Tocar la realidad de primera mano, en el terreno, ver cómo viven los periodistas mexicanos después del inicio de la guerra contra los narcos en México —una estrategia de contraste basada sobre todo en la represión armada y que empezó el Estado mexicano bajo el mandato de Felipe Calderón hace unos diez años ya—, puede ser un shock para quien llega de afuera. Significa aprender a convivir en medio de una inseguridad que no acecha permanentemente, pero por ello es traicionera, en una guerra no declarada y encubierta. Que continúa con insistencia desde que encontraron muerto a Armando Rodríguez, del diario La Jornada, allá por 2008, a lo que le siguieron las desapariciones de cuatro colegas de la televisión Televisa y el diario Milenio, en 2010. Y aún antes.

“Hubo ataques y agresiones graves en los años previos, el más destacado fue el de Manuel Buendía, asesinado hace 33 años en la Ciudad de México. Siguió el asesinato de Héctor Félix Miranda, en Tijuana, el 20 de abril de 1988. Y luego en 2004 de Roberto Mora García, director editorial del periódico El Mañana de Nuevo Laredo”, detalla Rodríguez. “Esos tres casos, ocurridos en tres lugares distintos del país, tienen el denominador común de la narcopolítica y los considero preámbulo relevante para lo que ocurre hoy”, concluye.
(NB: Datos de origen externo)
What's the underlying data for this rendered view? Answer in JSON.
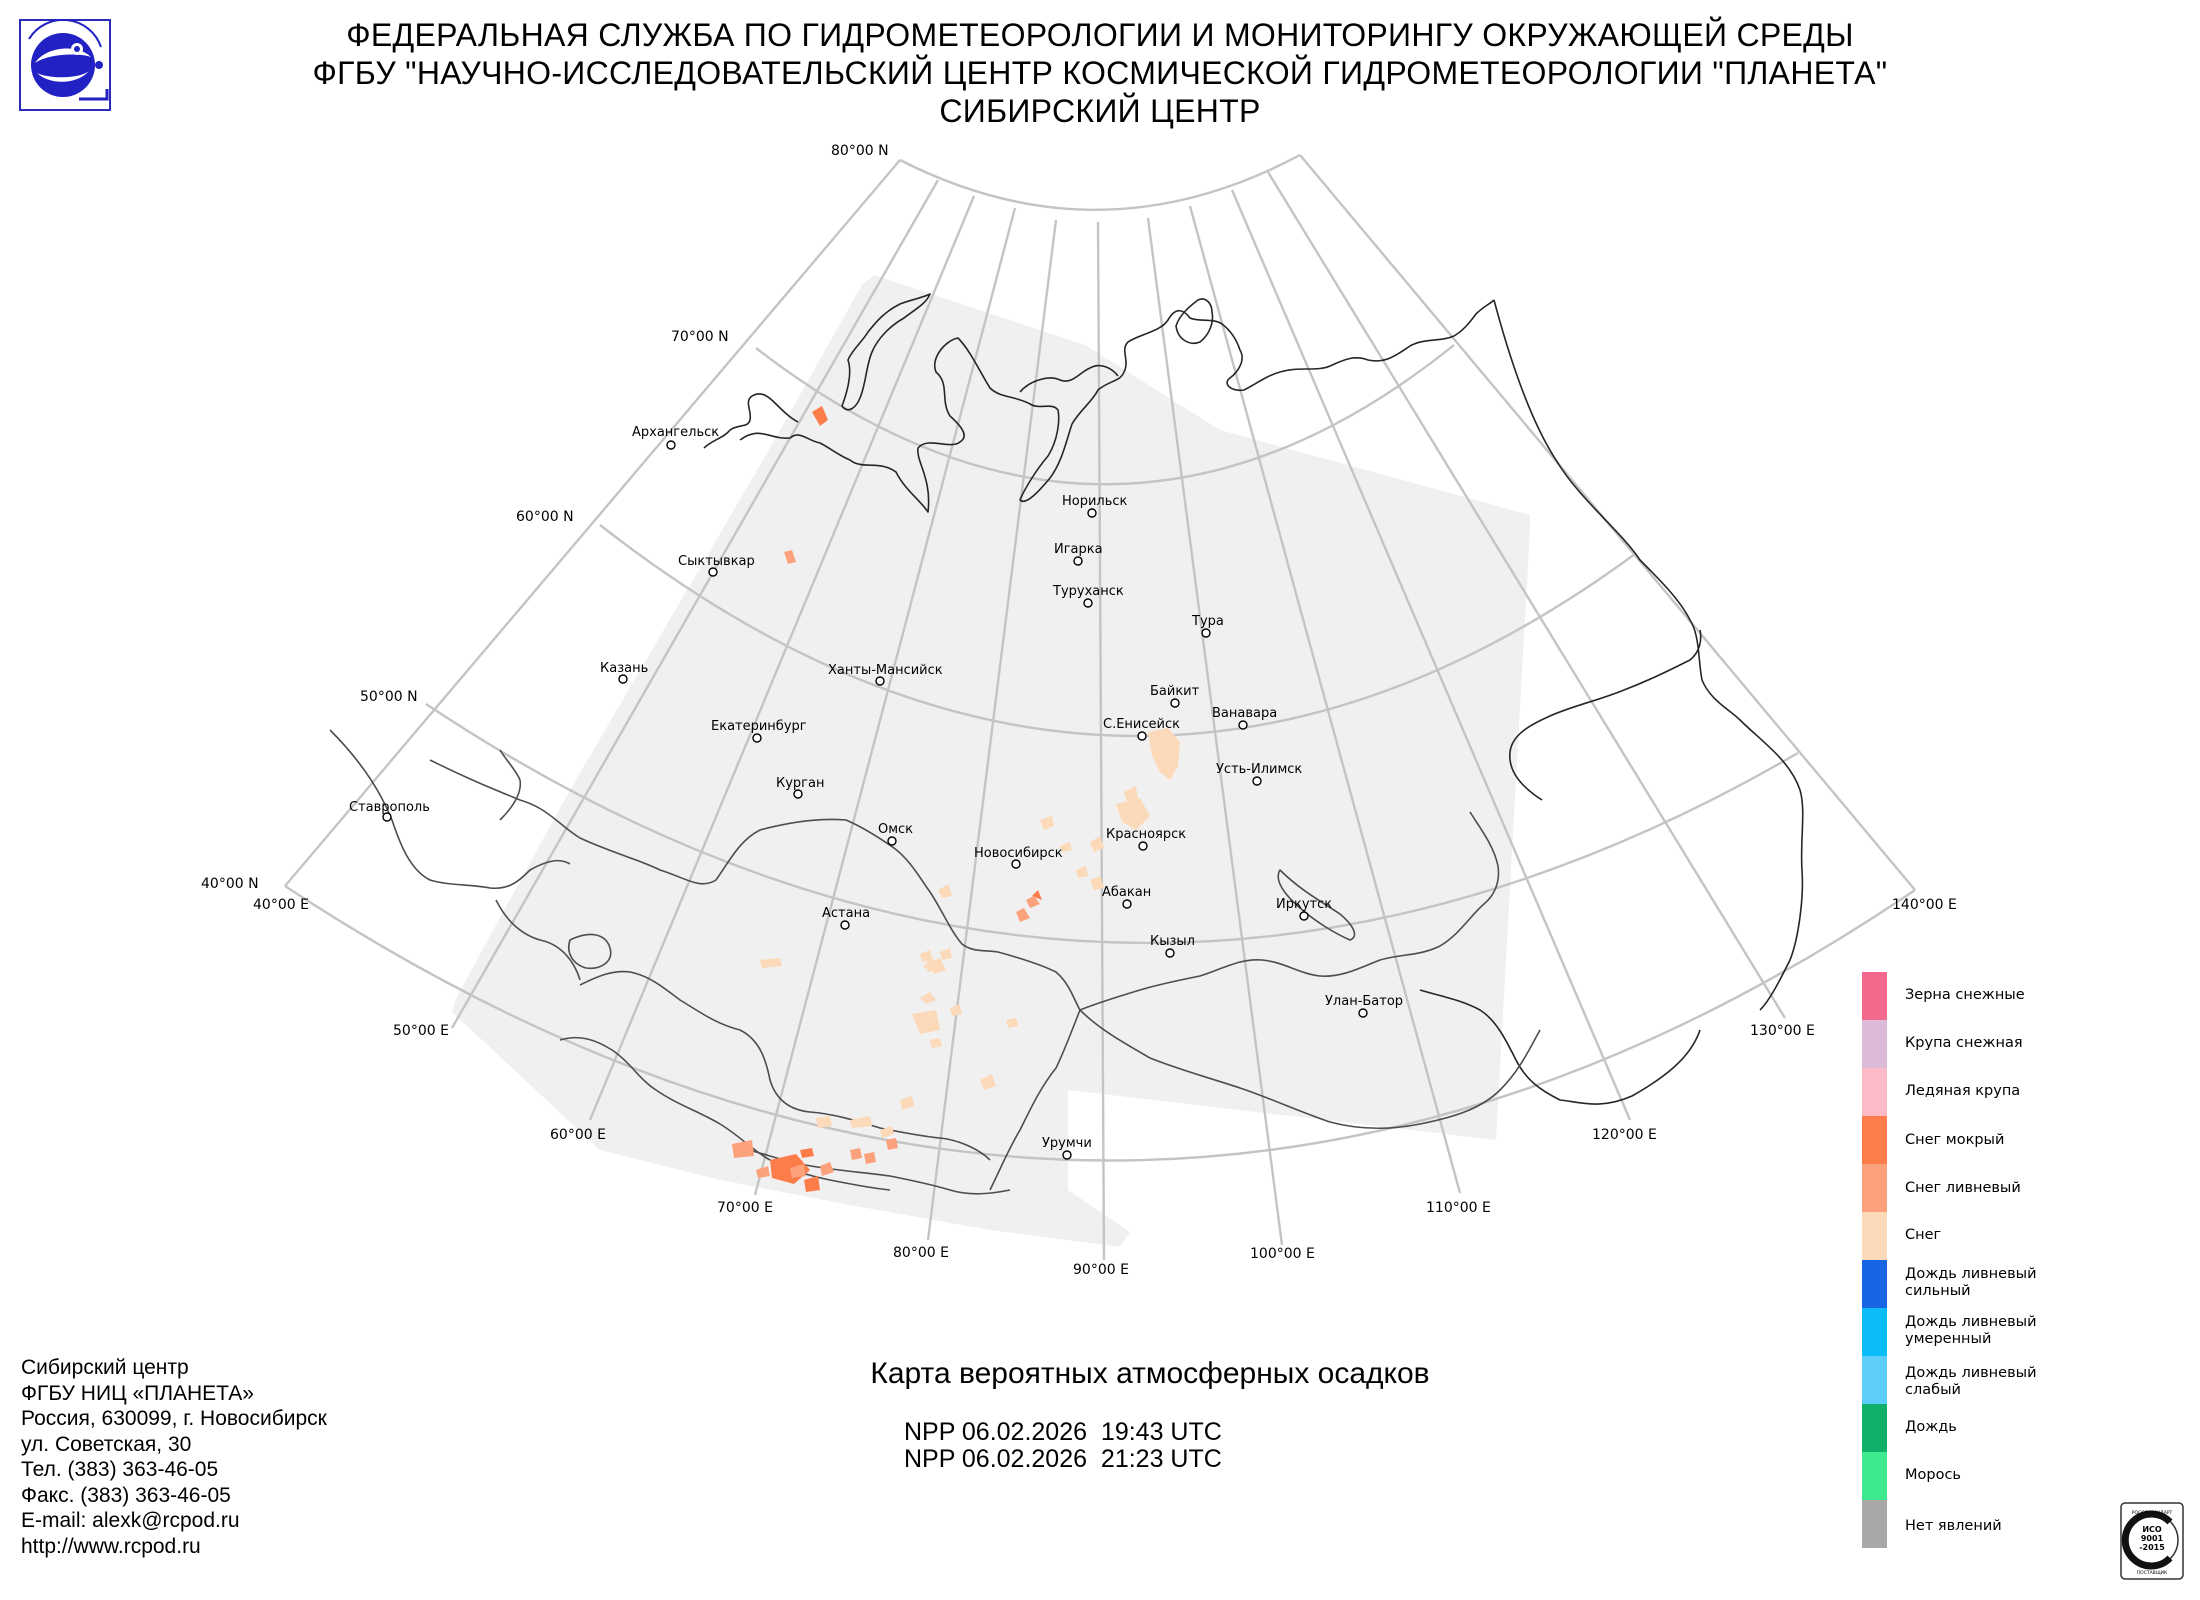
{
  "header": {
    "line1": "ФЕДЕРАЛЬНАЯ СЛУЖБА ПО ГИДРОМЕТЕОРОЛОГИИ И МОНИТОРИНГУ ОКРУЖАЮЩЕЙ СРЕДЫ",
    "line2": "ФГБУ \"НАУЧНО-ИССЛЕДОВАТЕЛЬСКИЙ ЦЕНТР КОСМИЧЕСКОЙ ГИДРОМЕТЕОРОЛОГИИ \"ПЛАНЕТА\"",
    "line3": "СИБИРСКИЙ ЦЕНТР"
  },
  "map": {
    "latitude_labels": [
      "80°00 N",
      "70°00 N",
      "60°00 N",
      "50°00 N",
      "40°00 N"
    ],
    "longitude_labels": [
      "40°00 E",
      "50°00 E",
      "60°00 E",
      "70°00 E",
      "80°00 E",
      "90°00 E",
      "100°00 E",
      "110°00 E",
      "120°00 E",
      "130°00 E",
      "140°00 E"
    ],
    "cities": [
      "Архангельск",
      "Сыктывкар",
      "Казань",
      "Ставрополь",
      "Екатеринбург",
      "Курган",
      "Ханты-Мансийск",
      "Омск",
      "Астана",
      "Новосибирск",
      "Норильск",
      "Игарка",
      "Туруханск",
      "Тура",
      "Байкит",
      "Ванавара",
      "С.Енисейск",
      "Усть-Илимск",
      "Красноярск",
      "Абакан",
      "Кызыл",
      "Иркутск",
      "Улан-Батор",
      "Урумчи"
    ],
    "coverage_color": "#f0f0f0",
    "grid_color": "#c4c4c4",
    "coast_color": "#262626"
  },
  "footer": {
    "lines": [
      "Сибирский центр",
      "ФГБУ НИЦ «ПЛАНЕТА»",
      "Россия, 630099, г. Новосибирск",
      "ул. Советская, 30",
      "Тел. (383) 363-46-05",
      "Факс. (383) 363-46-05",
      "E-mail: alexk@rcpod.ru",
      "http://www.rcpod.ru"
    ]
  },
  "product": {
    "title": "Карта вероятных атмосферных осадков",
    "passes": [
      "NPP 06.02.2026  19:43 UTC",
      "NPP 06.02.2026  21:23 UTC"
    ]
  },
  "legend": [
    {
      "label": "Зерна снежные",
      "color": "#f3698c"
    },
    {
      "label": "Крупа снежная",
      "color": "#dbbbd8"
    },
    {
      "label": "Ледяная крупа",
      "color": "#fbbac6"
    },
    {
      "label": "Снег мокрый",
      "color": "#fd7d4a"
    },
    {
      "label": "Снег ливневый",
      "color": "#fba17b"
    },
    {
      "label": "Снег",
      "color": "#fcdab9"
    },
    {
      "label": "Дождь ливневый сильный",
      "color": "#1a65e3"
    },
    {
      "label": "Дождь ливневый умеренный",
      "color": "#0bbdf6"
    },
    {
      "label": "Дождь ливневый слабый",
      "color": "#5dcdfa"
    },
    {
      "label": "Дождь",
      "color": "#11b068"
    },
    {
      "label": "Морось",
      "color": "#3eea8d"
    },
    {
      "label": "Нет явлений",
      "color": "#a8a8a8"
    }
  ],
  "certification": {
    "text_top": "РОСОССТАНДАРТ",
    "text_mid": "ИСО 9001 -2015",
    "text_bottom": "ПОСТАВЩИК"
  }
}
Han escrito los periodistas Pedro Vaca Villarreal y Emmanuel Vargas Penagos que ”no hay una atmósfera más silenciosa que los segundos que siguen al disparo de un sicario. […] Después viene un ruido intenso: las ambulancias, la policía, la prensa, los comunicados, la rabia, el perfil, la columna, el pronunciamiento de la CIDH y la ONU y, claramente, no pueden faltar las declaraciones trasnochadas del Gobierno mexicano […] Este ruido es importante, en ocasiones esperanzador (no en el caso de Peña Nieto), pero caduca al poco tiempo y vuelve el silencio”.